All Divisions With the Highest Score of a Binary Array

All Divisions With the Highest Score of a Binary Array

What is this problem about?

The "All Divisions With the Highest Score of a Binary Array interview question" is a prefix-based array challenge. You are given a binary array (containing only 0s and 1s). You can "split" the array at any index $i$ (from $0$ to $n$) into two parts: a left part and a right part. The "score" of this division is the number of 0s in the left part plus the number of 1s in the right part. Your goal is to find all indices that result in the maximum possible score.

Why is this asked in interviews?

Google uses the "All Divisions With the Highest Score of a Binary Array coding problem" to check if a candidate can optimize a linear scan. The naive approach involves calculating the score at each index by counting 0s and 1s from scratch, which is $O(N^2)$. However, an efficient $O(N)$ solution exists. This tests the candidate's ability to use "Prefix Sum interview pattern" techniques to update scores in constant time as they move through the array.

Algorithmic pattern used

This problem utilizes the Prefix Sum or Running Total pattern.

1. Initial State: Calculate the total number of 1s in the entire array. This is the score for the division at index 0 (where the left part is empty).
2. Iteration: As you move the split point from index $i$ to $i+1$, you are moving one element from the right part to the left part.
   • If that element is a 0, the left score increases by 1.
   • If that element is a 1, the right score decreases by 1.
3. Tracking: Keep track of the maximum score encountered and store all indices that achieve it.

Example explanation

Array: [0, 0, 1, 0]

• Split at 0: Left [], Right [0, 0, 1, 0]. Score: (0 zeros) + (1 one) = 1.
• Split at 1: Left [0], Right [0, 1, 0]. Score: (1 zero) + (1 one) = 2.
• Split at 2: Left [0, 0], Right [1, 0]. Score: (2 zeros) + (1 one) = 3.
• Split at 3: Left [0, 0, 1], Right [0]. Score: (2 zeros) + (0 ones) = 2.
• Split at 4: Left [0, 0, 1, 0], Right []. Score: (3 zeros) + (0 ones) = 3. Max score is 3, achieved at indices [2, 4].

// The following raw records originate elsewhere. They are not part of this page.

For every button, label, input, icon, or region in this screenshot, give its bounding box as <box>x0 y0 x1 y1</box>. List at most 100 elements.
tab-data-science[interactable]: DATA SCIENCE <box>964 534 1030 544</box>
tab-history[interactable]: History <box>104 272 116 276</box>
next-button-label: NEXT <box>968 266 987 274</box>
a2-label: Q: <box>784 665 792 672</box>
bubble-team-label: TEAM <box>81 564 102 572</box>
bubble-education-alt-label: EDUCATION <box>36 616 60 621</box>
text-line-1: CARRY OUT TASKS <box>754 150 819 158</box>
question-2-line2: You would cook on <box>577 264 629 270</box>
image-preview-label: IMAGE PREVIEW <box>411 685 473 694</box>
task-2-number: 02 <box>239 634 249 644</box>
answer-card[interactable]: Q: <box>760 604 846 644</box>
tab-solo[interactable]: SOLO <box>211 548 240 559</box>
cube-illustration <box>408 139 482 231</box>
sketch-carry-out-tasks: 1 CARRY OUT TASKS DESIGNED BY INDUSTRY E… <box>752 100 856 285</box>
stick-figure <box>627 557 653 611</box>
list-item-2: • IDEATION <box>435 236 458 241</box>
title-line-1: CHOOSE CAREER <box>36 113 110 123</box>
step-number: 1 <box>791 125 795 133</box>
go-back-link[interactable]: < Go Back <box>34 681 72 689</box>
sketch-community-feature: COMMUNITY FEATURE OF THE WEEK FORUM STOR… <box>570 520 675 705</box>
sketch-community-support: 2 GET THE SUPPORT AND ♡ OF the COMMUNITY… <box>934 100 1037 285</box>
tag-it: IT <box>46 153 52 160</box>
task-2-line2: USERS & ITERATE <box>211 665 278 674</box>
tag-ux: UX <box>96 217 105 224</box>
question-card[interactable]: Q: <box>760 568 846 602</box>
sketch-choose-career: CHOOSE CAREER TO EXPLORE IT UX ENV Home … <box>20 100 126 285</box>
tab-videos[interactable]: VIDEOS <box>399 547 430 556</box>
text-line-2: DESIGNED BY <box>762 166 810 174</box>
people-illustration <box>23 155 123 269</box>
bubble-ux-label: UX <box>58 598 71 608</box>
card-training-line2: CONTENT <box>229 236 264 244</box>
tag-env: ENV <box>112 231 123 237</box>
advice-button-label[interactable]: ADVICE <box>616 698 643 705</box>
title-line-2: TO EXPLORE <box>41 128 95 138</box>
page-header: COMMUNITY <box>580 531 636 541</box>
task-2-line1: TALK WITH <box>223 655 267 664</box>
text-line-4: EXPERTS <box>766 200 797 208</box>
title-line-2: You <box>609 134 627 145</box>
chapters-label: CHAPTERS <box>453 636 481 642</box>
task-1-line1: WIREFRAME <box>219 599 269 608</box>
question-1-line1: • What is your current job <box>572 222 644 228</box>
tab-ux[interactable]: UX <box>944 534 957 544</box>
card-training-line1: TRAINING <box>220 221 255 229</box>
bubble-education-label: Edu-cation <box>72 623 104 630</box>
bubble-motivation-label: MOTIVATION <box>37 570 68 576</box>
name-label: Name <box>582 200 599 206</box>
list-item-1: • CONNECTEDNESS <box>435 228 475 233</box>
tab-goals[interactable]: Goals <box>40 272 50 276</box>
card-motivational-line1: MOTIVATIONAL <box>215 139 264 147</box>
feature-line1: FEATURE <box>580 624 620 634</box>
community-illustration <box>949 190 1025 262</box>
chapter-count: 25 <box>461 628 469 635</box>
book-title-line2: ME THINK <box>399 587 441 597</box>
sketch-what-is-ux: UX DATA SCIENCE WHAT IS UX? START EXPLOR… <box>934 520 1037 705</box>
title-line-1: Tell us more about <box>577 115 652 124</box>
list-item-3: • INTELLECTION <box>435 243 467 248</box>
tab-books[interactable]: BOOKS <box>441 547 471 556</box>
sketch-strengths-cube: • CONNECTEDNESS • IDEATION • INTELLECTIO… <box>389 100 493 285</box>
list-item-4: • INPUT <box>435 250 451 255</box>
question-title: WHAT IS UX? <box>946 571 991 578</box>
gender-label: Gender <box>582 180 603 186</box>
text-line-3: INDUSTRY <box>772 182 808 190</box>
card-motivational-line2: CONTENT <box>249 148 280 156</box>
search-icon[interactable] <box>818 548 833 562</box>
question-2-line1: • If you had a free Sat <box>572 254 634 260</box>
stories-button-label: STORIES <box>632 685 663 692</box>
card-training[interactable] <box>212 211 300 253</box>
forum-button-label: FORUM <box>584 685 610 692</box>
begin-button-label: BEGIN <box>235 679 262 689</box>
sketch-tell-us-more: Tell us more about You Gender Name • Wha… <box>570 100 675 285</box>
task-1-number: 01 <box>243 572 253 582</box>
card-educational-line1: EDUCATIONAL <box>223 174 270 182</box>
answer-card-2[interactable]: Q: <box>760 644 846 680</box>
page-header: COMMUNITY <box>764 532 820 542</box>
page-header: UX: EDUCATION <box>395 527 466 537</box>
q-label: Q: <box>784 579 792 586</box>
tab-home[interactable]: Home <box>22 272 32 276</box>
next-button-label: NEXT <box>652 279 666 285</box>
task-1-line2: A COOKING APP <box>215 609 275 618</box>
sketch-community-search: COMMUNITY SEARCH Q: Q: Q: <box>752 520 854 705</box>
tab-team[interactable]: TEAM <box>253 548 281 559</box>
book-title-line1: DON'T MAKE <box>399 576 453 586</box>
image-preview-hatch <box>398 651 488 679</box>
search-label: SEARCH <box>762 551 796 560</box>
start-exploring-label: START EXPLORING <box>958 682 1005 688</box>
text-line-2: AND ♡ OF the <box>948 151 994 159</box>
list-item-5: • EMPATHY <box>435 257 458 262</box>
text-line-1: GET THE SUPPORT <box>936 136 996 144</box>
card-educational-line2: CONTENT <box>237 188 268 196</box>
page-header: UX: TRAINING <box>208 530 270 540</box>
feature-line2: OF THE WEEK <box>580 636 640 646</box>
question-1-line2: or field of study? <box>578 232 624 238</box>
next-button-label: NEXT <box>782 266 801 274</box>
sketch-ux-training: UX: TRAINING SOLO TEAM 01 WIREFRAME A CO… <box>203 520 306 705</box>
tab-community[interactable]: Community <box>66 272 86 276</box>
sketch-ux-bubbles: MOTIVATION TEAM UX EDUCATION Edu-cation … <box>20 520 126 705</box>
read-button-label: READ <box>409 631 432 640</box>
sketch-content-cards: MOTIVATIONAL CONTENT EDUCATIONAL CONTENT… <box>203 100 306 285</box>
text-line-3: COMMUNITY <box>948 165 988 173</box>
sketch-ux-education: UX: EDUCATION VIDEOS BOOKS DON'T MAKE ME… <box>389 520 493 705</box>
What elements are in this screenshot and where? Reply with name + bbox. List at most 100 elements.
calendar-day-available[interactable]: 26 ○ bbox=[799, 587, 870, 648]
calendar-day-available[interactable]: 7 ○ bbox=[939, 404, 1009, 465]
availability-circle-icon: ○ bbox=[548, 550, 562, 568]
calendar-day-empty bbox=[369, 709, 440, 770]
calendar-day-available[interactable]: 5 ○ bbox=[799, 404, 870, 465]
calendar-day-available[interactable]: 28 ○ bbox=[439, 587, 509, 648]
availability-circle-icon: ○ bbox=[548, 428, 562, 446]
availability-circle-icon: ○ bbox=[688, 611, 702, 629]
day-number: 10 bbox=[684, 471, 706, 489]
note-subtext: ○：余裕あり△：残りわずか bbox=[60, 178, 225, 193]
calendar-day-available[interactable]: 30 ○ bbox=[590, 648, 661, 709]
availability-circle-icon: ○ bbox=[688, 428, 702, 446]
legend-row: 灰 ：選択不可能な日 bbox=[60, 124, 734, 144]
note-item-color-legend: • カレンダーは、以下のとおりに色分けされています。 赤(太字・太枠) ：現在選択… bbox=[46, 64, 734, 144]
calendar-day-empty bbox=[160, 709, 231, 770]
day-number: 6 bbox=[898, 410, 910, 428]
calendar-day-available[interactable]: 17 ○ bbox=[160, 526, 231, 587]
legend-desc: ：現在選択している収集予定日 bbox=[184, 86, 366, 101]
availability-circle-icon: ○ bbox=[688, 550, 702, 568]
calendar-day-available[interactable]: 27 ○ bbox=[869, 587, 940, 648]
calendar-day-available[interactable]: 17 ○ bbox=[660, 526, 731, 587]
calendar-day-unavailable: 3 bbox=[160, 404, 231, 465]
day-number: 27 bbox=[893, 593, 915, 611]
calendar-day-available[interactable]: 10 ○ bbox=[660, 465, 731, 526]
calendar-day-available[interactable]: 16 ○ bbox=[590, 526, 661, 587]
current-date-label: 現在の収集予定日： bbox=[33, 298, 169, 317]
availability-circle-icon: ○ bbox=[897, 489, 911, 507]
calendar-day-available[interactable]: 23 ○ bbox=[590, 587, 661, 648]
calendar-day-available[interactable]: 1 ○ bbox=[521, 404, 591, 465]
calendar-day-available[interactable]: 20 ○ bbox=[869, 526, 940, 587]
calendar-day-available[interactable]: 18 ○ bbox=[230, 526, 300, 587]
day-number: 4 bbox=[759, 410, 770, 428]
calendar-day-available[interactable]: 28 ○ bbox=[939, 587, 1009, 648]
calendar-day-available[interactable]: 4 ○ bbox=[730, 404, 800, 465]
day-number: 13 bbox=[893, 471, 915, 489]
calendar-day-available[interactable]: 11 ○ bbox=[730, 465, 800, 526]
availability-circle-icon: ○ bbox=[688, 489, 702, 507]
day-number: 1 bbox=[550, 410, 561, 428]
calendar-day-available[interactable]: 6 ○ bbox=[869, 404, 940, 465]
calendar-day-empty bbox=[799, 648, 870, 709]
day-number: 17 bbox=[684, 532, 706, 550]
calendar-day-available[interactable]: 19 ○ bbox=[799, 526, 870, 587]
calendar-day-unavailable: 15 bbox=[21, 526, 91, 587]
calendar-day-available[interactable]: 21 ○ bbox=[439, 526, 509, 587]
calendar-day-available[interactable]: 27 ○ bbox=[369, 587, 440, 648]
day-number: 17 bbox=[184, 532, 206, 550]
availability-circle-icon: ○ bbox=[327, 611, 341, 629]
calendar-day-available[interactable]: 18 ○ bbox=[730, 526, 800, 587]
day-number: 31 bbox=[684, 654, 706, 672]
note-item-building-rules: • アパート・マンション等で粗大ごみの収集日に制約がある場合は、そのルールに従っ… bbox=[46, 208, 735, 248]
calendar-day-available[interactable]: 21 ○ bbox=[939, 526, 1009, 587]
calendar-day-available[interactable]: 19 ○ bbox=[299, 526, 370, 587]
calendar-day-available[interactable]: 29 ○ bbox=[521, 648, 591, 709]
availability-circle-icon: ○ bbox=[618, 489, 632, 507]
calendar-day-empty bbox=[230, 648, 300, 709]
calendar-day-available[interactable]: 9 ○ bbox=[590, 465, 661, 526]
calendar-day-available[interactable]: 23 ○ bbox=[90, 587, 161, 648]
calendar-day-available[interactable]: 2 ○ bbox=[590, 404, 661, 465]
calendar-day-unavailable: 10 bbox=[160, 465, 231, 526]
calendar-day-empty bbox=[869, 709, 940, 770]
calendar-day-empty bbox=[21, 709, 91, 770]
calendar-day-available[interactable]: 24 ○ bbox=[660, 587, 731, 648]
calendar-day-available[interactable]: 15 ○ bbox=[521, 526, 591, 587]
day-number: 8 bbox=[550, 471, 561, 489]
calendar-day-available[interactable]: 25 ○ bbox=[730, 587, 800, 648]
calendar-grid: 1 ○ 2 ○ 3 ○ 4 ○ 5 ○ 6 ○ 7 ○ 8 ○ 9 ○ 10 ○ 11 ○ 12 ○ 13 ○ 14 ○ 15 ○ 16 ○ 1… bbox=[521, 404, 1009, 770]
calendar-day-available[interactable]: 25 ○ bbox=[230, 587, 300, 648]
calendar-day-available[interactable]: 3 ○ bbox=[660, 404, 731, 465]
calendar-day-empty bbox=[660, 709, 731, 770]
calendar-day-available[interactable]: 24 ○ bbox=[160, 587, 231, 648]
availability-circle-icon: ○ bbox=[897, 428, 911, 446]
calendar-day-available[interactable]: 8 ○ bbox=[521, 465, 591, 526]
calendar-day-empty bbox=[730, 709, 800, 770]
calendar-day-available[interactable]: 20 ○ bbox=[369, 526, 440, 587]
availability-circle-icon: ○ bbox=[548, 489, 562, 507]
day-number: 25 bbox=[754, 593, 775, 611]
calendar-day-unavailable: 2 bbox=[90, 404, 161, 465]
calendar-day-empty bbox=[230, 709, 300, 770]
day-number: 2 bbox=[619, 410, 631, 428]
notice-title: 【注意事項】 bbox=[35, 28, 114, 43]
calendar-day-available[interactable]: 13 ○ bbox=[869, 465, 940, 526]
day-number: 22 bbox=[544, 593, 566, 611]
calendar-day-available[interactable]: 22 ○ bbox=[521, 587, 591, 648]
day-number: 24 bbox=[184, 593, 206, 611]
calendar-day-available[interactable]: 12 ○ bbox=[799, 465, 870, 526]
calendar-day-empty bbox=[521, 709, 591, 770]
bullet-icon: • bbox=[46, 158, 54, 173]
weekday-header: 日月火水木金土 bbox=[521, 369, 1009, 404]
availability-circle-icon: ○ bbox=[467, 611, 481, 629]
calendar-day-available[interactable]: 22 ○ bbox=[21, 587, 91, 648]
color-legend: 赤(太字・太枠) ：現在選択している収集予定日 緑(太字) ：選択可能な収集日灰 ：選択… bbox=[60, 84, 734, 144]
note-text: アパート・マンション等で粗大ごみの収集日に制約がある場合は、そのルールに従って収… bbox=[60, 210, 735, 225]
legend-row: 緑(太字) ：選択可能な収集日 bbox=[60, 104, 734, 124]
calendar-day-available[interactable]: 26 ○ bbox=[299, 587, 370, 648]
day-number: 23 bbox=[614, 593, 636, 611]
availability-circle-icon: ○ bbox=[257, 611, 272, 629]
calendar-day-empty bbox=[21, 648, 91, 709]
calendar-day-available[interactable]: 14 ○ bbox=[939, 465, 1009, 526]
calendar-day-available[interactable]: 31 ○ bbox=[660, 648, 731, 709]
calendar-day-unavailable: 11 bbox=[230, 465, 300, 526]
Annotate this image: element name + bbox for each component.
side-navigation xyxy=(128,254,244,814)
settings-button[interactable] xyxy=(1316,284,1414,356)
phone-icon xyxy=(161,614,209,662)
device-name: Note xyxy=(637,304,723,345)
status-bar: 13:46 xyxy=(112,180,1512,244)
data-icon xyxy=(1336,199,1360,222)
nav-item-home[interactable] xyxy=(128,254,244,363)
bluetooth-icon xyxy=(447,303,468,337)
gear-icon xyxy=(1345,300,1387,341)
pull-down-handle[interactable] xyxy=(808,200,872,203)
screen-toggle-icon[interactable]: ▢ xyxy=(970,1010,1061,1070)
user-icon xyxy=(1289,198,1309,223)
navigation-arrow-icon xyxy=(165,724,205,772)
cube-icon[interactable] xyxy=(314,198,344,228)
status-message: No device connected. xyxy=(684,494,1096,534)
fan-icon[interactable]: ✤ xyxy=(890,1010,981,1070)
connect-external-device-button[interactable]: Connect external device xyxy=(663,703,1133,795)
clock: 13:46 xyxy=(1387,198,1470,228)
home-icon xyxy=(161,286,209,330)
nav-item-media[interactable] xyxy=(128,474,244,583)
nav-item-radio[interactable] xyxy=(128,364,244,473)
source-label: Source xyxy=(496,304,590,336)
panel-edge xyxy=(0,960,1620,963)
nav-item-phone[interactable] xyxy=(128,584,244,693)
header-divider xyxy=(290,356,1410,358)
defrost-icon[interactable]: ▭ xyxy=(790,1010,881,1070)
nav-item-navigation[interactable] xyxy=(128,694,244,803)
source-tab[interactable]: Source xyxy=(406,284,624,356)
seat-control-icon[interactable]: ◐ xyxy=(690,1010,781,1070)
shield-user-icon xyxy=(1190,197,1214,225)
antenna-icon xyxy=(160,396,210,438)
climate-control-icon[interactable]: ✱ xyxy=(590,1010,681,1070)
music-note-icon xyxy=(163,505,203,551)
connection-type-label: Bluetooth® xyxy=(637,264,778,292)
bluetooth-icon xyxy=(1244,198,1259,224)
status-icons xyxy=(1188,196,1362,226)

Common mistakes candidates make

• Index boundaries: Forgetting that there are $n+1$ possible split positions for an array of length $n$ (including before the first element and after the last).
• Recalculating every time: Using a nested loop to count 0s and 1s for every split point, resulting in $O(N^2)$ time complexity.
• Incorrect Score Logic: Confusing which side needs 0s and which side needs 1s.

Interview preparation tip

Practice the technique of "updating a result based on the previous state." Many array problems that look like they require $O(N^2)$ can be solved in $O(N)$ by observing how the result changes when moving from index $i$ to $i+1$. This is a core part of the "Array interview pattern."